The current worth of a future sum of money or stream of cash flows, computed by discounting at an assumed rate of return — the inverse of future value.
Present Value (PV) is the value today of a sum of money expected at a future date, discounted at an assumed rate of return. It is the mirror image of Future Value: where future value tells you what a corpus today will become, present value tells you what a target corpus tomorrow is worth in today's terms. The single-cash-flow formula is PV = FV / (1 + r)^n, where FV is the future amount, r is the periodic discount rate, and n is the number of periods.

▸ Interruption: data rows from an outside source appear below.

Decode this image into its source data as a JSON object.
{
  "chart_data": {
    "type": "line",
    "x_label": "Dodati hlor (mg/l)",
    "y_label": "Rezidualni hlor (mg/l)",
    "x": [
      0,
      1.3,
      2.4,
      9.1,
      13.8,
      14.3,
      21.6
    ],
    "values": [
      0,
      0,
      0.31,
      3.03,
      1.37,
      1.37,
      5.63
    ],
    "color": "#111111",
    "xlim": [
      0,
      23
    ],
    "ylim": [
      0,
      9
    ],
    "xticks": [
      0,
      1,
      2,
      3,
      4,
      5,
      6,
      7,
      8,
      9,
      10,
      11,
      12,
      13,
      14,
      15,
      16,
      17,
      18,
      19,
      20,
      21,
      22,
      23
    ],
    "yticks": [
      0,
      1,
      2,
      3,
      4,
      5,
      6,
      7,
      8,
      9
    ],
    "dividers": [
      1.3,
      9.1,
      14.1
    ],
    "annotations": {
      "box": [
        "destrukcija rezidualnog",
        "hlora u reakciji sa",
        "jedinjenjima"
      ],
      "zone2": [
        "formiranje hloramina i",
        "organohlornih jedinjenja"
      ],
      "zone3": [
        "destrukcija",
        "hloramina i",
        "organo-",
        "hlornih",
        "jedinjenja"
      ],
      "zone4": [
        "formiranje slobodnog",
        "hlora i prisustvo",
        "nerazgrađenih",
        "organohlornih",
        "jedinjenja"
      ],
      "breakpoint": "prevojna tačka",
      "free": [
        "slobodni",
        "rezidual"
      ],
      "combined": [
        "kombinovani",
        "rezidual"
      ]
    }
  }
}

The intuition is straightforward. Money has time value because a rupee today can be invested to earn returns, while a rupee a decade from now cannot. If the available rate of return is 10 per cent, then Rs 1 lakh receivable in 10 years is worth only about Rs 38,554 today, because Rs 38,554 invested at 10 per cent for 10 years grows back to Rs 1 lakh. The discount rate is therefore not arbitrary — it reflects the opportunity cost of capital, the riskiness of the future cash flow, and the rate of Inflation that erodes future purchasing power.

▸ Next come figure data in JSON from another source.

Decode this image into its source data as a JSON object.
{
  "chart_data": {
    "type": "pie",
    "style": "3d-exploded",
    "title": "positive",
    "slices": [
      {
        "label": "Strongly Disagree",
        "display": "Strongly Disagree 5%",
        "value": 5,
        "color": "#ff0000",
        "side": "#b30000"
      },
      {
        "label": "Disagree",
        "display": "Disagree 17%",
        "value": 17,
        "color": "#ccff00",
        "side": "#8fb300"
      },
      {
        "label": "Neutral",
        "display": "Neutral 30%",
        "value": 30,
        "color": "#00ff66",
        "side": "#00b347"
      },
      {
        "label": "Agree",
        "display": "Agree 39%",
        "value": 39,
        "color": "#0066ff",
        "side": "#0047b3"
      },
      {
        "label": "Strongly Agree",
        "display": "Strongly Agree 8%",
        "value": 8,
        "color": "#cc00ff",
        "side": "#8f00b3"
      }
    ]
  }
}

In personal finance, present value answers a different question for every kind of decision. For retirement planning, it tells you how much corpus you would need today, in lump sum form, to fund a future spending stream — Rs 75,000 monthly real spending across 30 years of retirement has a present value of approximately Rs 1.6 crore at a 4 per cent Real Return. For child education, it tells you how to express a target college fee in today's rupees so that the goal can be intuitively communicated. For loan and Bond pricing, it tells you what future coupon and principal payments are worth at a given market yield.
Present value is the engine of corporate valuation. Discounted Cash Flow (DCF) analysis, used by professional analysts on every listed Indian stock, projects a company's future free cash flows and discounts them back to today using a weighted-average cost of capital. The fair value per share is the present value of these flows divided by the share count. The same logic underlies P/E Ratio and dividend-discount models, which are simplifications of the full DCF approach. A high present value relative to current price suggests an undervalued stock; a low present value suggests overvaluation.

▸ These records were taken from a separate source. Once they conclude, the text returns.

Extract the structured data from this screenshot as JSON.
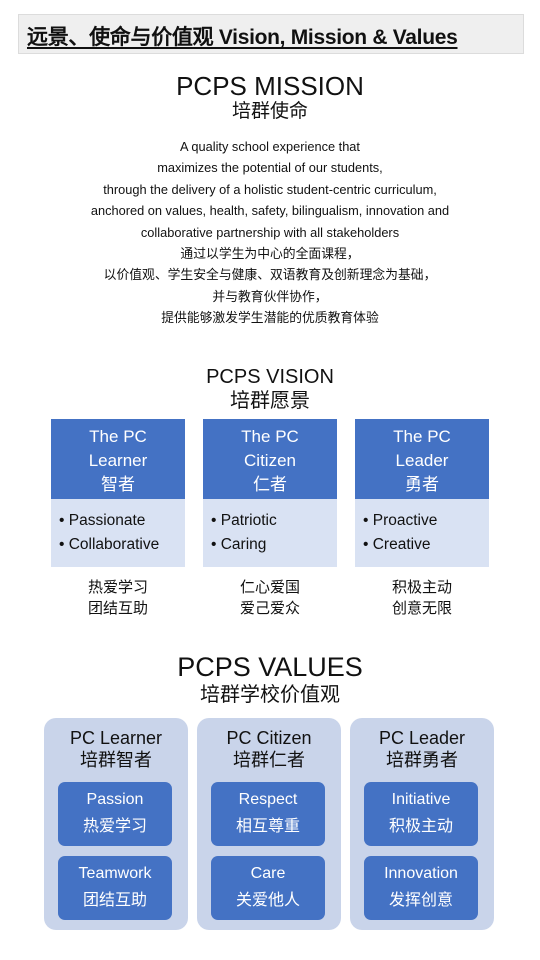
{
  "banner": "远景、使命与价值观 Vision, Mission & Values",
  "mission": {
    "title": "PCPS MISSION",
    "subtitle": "培群使命",
    "lines": [
      "A quality school experience that",
      "maximizes the potential of our students,",
      "through the delivery of a holistic student-centric curriculum,",
      "anchored on values, health, safety, bilingualism, innovation and",
      "collaborative partnership with all stakeholders",
      "通过以学生为中心的全面课程，",
      "以价值观、学生安全与健康、双语教育及创新理念为基础，",
      "并与教育伙伴协作，",
      "提供能够激发学生潜能的优质教育体验"
    ]
  },
  "vision": {
    "title": "PCPS VISION",
    "subtitle": "培群愿景",
    "columns": [
      {
        "head1": "The PC",
        "head2": "Learner",
        "head_cn": "智者",
        "bullets": [
          "• Passionate",
          "• Collaborative"
        ],
        "caption": [
          "热爱学习",
          "团结互助"
        ]
      },
      {
        "head1": "The PC",
        "head2": "Citizen",
        "head_cn": "仁者",
        "bullets": [
          "• Patriotic",
          "• Caring"
        ],
        "caption": [
          "仁心爱国",
          "爱己爱众"
        ]
      },
      {
        "head1": "The PC",
        "head2": "Leader",
        "head_cn": "勇者",
        "bullets": [
          "• Proactive",
          "• Creative"
        ],
        "caption": [
          "积极主动",
          "创意无限"
        ]
      }
    ]
  },
  "values": {
    "title": "PCPS VALUES",
    "subtitle": "培群学校价值观",
    "cards": [
      {
        "title": "PC Learner",
        "title_cn": "培群智者",
        "items": [
          {
            "en": "Passion",
            "cn": "热爱学习"
          },
          {
            "en": "Teamwork",
            "cn": "团结互助"
          }
        ]
      },
      {
        "title": "PC Citizen",
        "title_cn": "培群仁者",
        "items": [
          {
            "en": "Respect",
            "cn": "相互尊重"
          },
          {
            "en": "Care",
            "cn": "关爱他人"
          }
        ]
      },
      {
        "title": "PC Leader",
        "title_cn": "培群勇者",
        "items": [
          {
            "en": "Initiative",
            "cn": "积极主动"
          },
          {
            "en": "Innovation",
            "cn": "发挥创意"
          }
        ]
      }
    ]
  },
  "colors": {
    "accent_blue": "#4472c4",
    "light_blue": "#d9e2f3",
    "card_bg": "#c9d4ea",
    "banner_bg": "#efefef"
  }
}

For Indian planners, present value also clarifies inflation thinking. A Rs 5 crore corpus in 30 years sounds large, but at 6 per cent CPI inflation its present value is roughly Rs 87 lakh in today's purchasing power. Similarly, an Rs 50,000 monthly retirement spend in today's rupees translates into Rs 2.87 lakh per month in 30 years' nominal terms, and the corpus required must be sized accordingly. The Goal Planner uses present-value mathematics in two places: to translate user-entered "today rupee" goals into the nominal Target Corpus, and to express projected future corpora back in today's terms so that users can sanity-check whether the plan preserves real purchasing power.
Formula
PV = FV / (1 + r)^n, where r is the discount rate per period and n is the number of periodsIndia Context
Used in goal planning to express future corpora in today's purchasing power. DCF analysis is standard for Indian equity research. Discount rate typically reflects expected portfolio return for personal finance and weighted-average cost of capital for valuation.